Diyanet İşleri’nde görevli bir müftü, Fransa’daki Hebdo katliamını ve öldürülen şair Ka’b Bin Eşref’i hatırlatarak “Hiçbirinin yanına kar kalmamış bu yaptıkları” sözleriyle Odatv’ye gözdağı verdi. Ardından herhangi bir soruşturma yapılmadı ve müftü halen görevini sürdürüyor. Yorum yapmadan önce Atatürk’ün ve Erdoğan’ın laikliğe bakış açılarına bir bakalım.
Atatürk ve Laiklik
Dinler, özellikle de İslam konusunda son derece bilgili olan Atatürk, bu dini, akıl ve bilimle harmanlayarak harika bir sentez geliştirdi. Bu sentezi, 16 Mart 1923’te, henüz cumhuriyet ilan edilmemişken, Adana’da esnaf ve sanatkarlara yaptığı konuşmasındaki şu sözlerinin, çok iyi özetlediğini düşünüyorum:
“…Özellikle bizim dinimiz için herkesin elinde bir ölçü vardır. Bu ölçüyle hangi şeyin bu dine uygun olup olmadığını kolayca takdir edebilirsiniz. Hangi şey ki akla, mantığa, halkın çıkarına uygundur; biliniz ki o bizim dinimize de uygundur… …Eğer bizim dinimiz aklın, mantığın örtüştüğü bir din olmasaydı, mükemmel olmazdı, son din olmazdı… …Bazı kimseler çağın gereklerine uymayı kafir olmak sayıyorlar. Asıl küfür, onların bu düşüncesidir… …Her sarıklıyı hoca sanmayın. Hoca olmak sarıkla değil, beyinledir”.
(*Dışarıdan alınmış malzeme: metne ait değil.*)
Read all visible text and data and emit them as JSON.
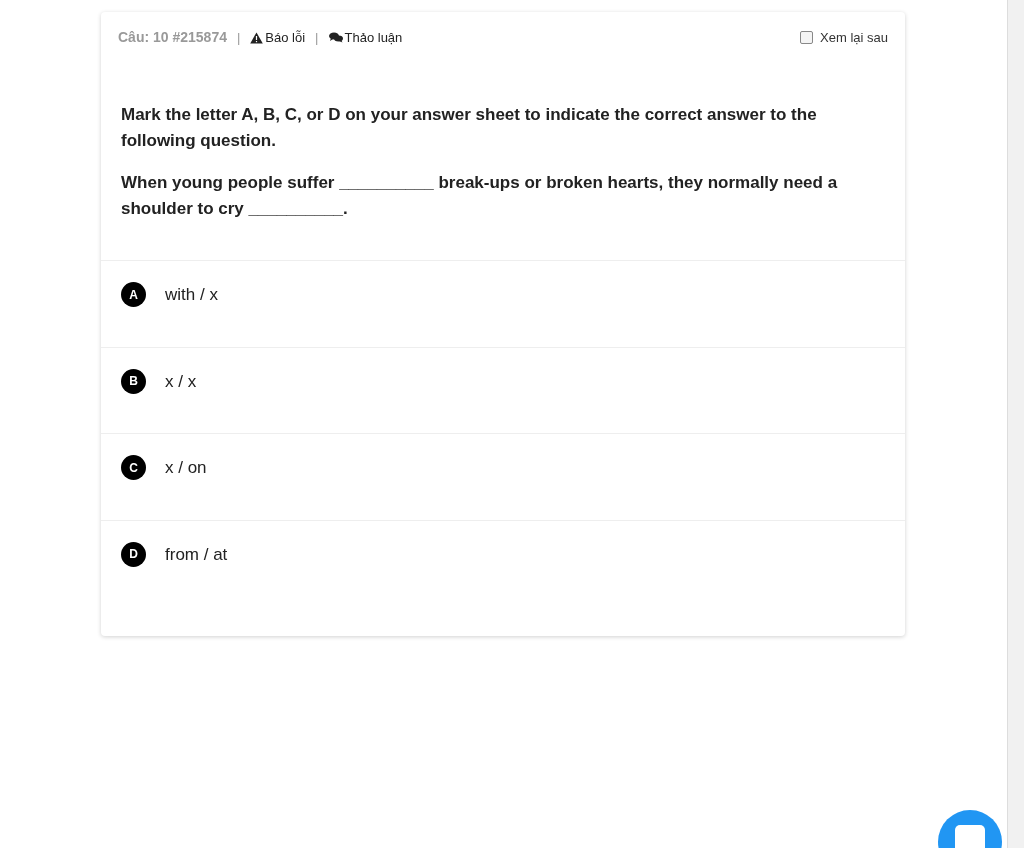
{
  "header": {
    "question_number": "Câu: 10 #215874",
    "separator_1": "|",
    "report_link": "Báo lỗi",
    "separator_2": "|",
    "discuss_link": "Thảo luận",
    "review_later": {
      "label": "Xem lại sau",
      "checked": false
    }
  },
  "question": {
    "instruction": "Mark the letter A, B, C, or D on your answer sheet to indicate the correct answer to the following question.",
    "text": "When young people suffer __________ break-ups or broken hearts, they normally need a shoulder to cry __________."
  },
  "options": [
    {
      "letter": "A",
      "text": "with / x"
    },
    {
      "letter": "B",
      "text": "x / x"
    },
    {
      "letter": "C",
      "text": "x / on"
    },
    {
      "letter": "D",
      "text": "from / at"
    }
  ]
}
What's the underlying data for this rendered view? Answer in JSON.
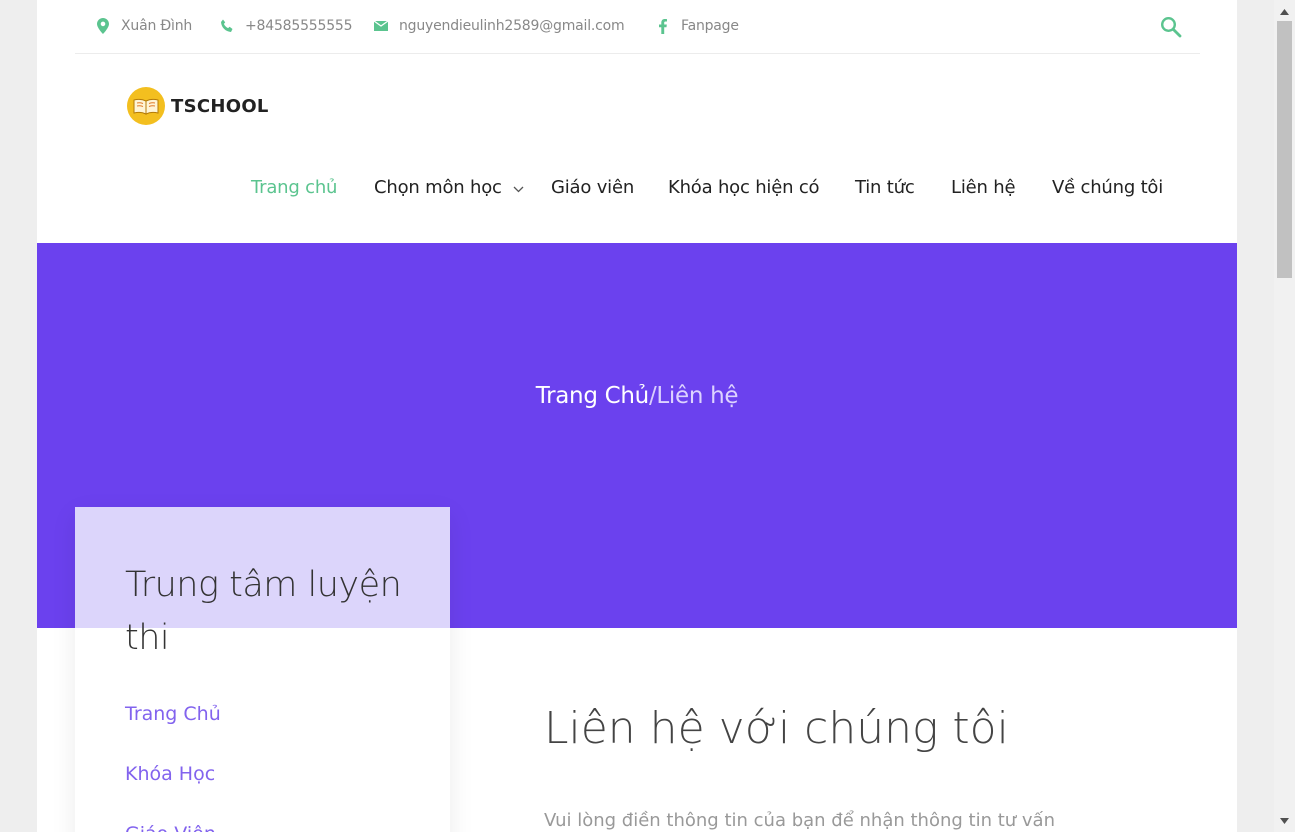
{
  "topbar": {
    "address": "Xuân Đình",
    "phone": "+84585555555",
    "email": "nguyendieulinh2589@gmail.com",
    "fanpage": "Fanpage"
  },
  "logo": {
    "text": "TSCHOOL"
  },
  "nav": [
    {
      "label": "Trang chủ"
    },
    {
      "label": "Chọn môn học"
    },
    {
      "label": "Giáo viên"
    },
    {
      "label": "Khóa học hiện có"
    },
    {
      "label": "Tin tức"
    },
    {
      "label": "Liên hệ"
    },
    {
      "label": "Về chúng tôi"
    }
  ],
  "breadcrumb": {
    "home": "Trang Chủ",
    "separator": "/",
    "current": "Liên hệ"
  },
  "sidebar": {
    "title": "Trung tâm luyện thi",
    "links": [
      "Trang Chủ",
      "Khóa Học",
      "Giáo Viên"
    ]
  },
  "main": {
    "title": "Liên hệ với chúng tôi",
    "description": "Vui lòng điền thông tin của bạn để nhận thông tin tư vấn"
  },
  "colors": {
    "accent_green": "#5bc48f",
    "hero_purple": "#6b41ee",
    "card_lavender": "#dcd5fb",
    "link_purple": "#8263ee"
  }
}
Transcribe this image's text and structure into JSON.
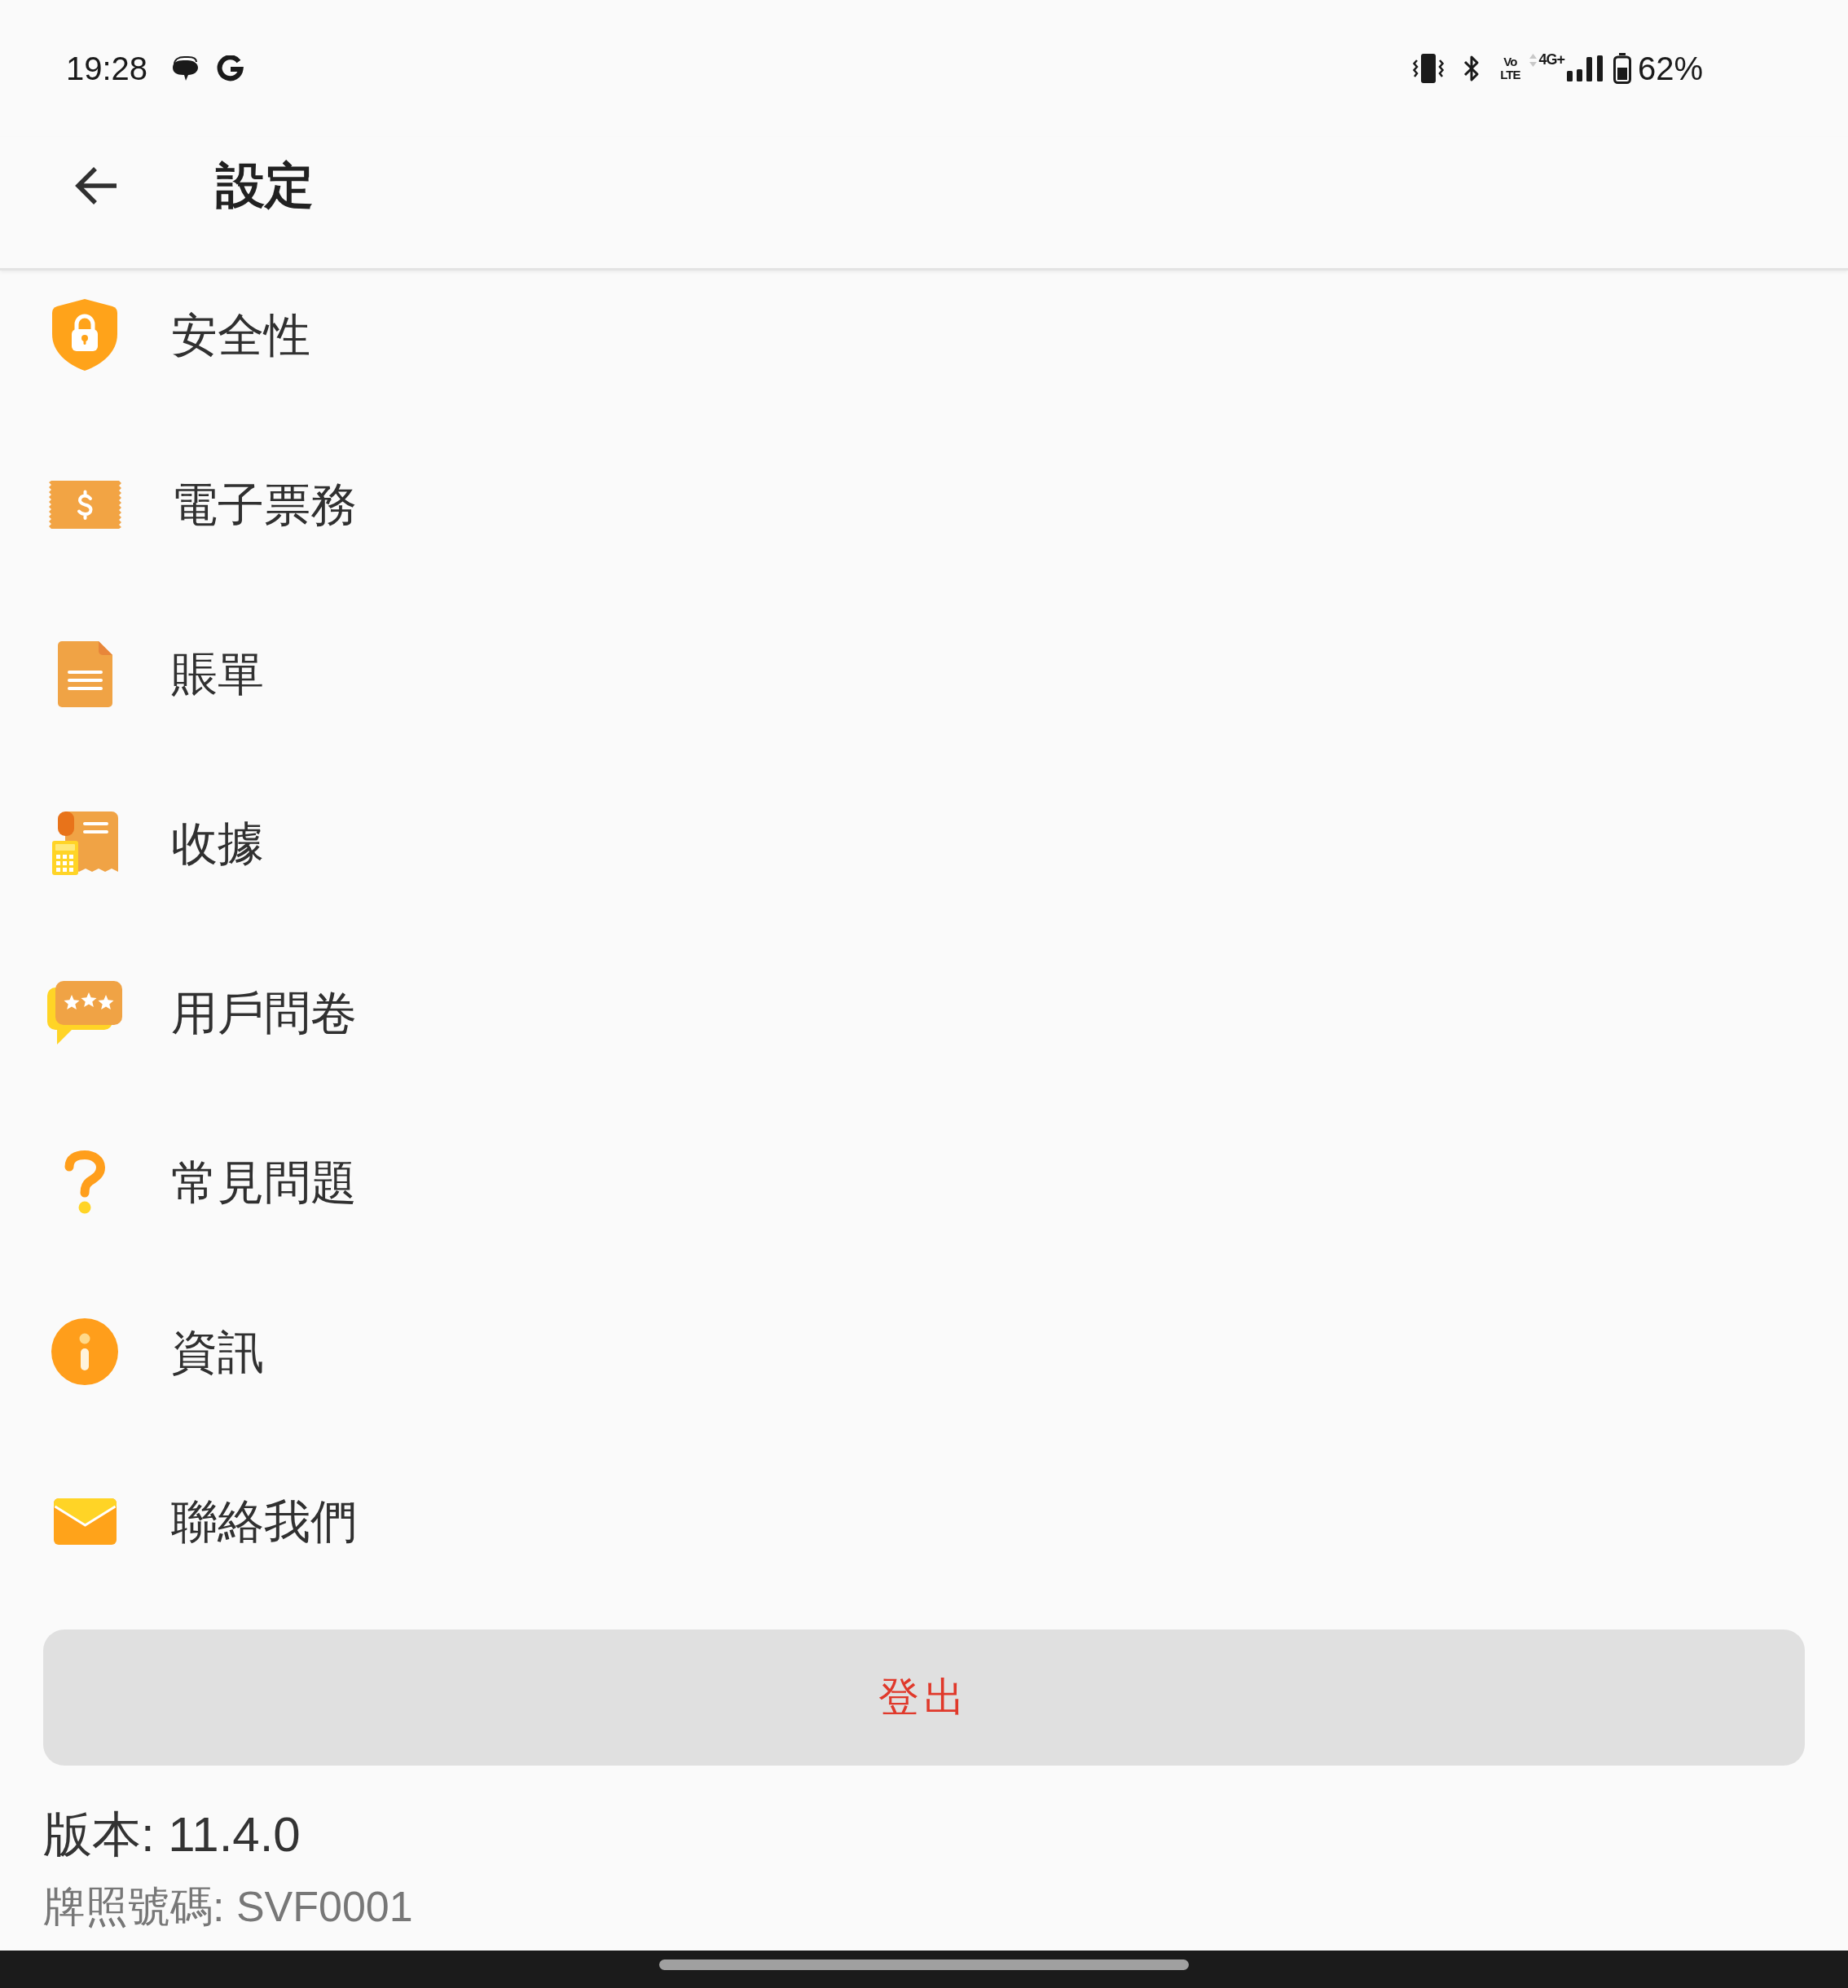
{
  "status_bar": {
    "time": "19:28",
    "volte_lines": [
      "Vo",
      "LTE"
    ],
    "network_type": "4G+",
    "battery": "62%"
  },
  "app_bar": {
    "title": "設定"
  },
  "menu_items": [
    {
      "label": "安全性"
    },
    {
      "label": "電子票務"
    },
    {
      "label": "賬單"
    },
    {
      "label": "收據"
    },
    {
      "label": "用戶問卷"
    },
    {
      "label": "常見問題"
    },
    {
      "label": "資訊"
    },
    {
      "label": "聯絡我們"
    }
  ],
  "logout_button": {
    "label": "登出"
  },
  "version": "版本: 11.4.0",
  "license_plate": "牌照號碼: SVF0001"
}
“Laiklik asla dinsizlik olmadığı gibi, sahte dindarlık ve büyücülükle mücadele kapısını açtığı için, gerçek dindarlığın gelişmesi imkanını temin etmiştir” diyordu, Atatürk.
Erdoğan ve Laiklik
Erdoğan’ın laiklik anlayışında yıllar içinde önemli değişimler oldu. Gençliğinde “Hem Müslüman, hem laik olunmaz” diyen Erdoğan, 2011’de Tunus'ta “Biz demokratik, laik, sosyal bir hukuk devletiyiz. Bir Müslüman, laik bir devleti başarılı bir şekilde yönetebilir” sözleri ile laik devleti övdü. Ama dokuz ay kadar önce söylediği şu sözlerle Atatürk’ün İslam anlayışına daha da yakınlaştı:
“İslam'ın hükümlerinin güncellenmesi vardır. Siz İslam'ı 14 asır, 15 asır öncesi hükümleriyle kalkıp da bugün uygulayamazsınız, böyle bir şey yok. Onun için de bugün İslam'ın uygulanması, yer, zaman, koşullar, her şeyiyle o da değişiyor, İslam'ın güzelliği burada zaten.”
Doç. Dr. Bahriye Üçok
Erdoğan’ın bu sözleri, İlahiyatçı Doç. Dr. Bahriye Üçok’un 1988’de TRT’de ‘türban’ konusunda söylediklerini anımsattı bana. Üçok konuşmasında, Kuran’da Nur ve Ahzab Surelerinde yer alan Tanrı’nın isteğinin, ‘kadınların iffetlerini korumaları’ ve ‘müminlerin kadınlarının tanınmaları’ olduğunu; kadınların artık iffetlerini koruyabildiklerini ve cariyelik ortadan kalktığı için ‘tanınma’ sorununun da olmadığını; dolayısıyla türbana gerek kalmadığını savunmuştu (youtube’da izlenebilir).
Sonuç
Tüm bunların müftünün Odatv’ye verdiği gözdağı ile ne ilişkisi mi var?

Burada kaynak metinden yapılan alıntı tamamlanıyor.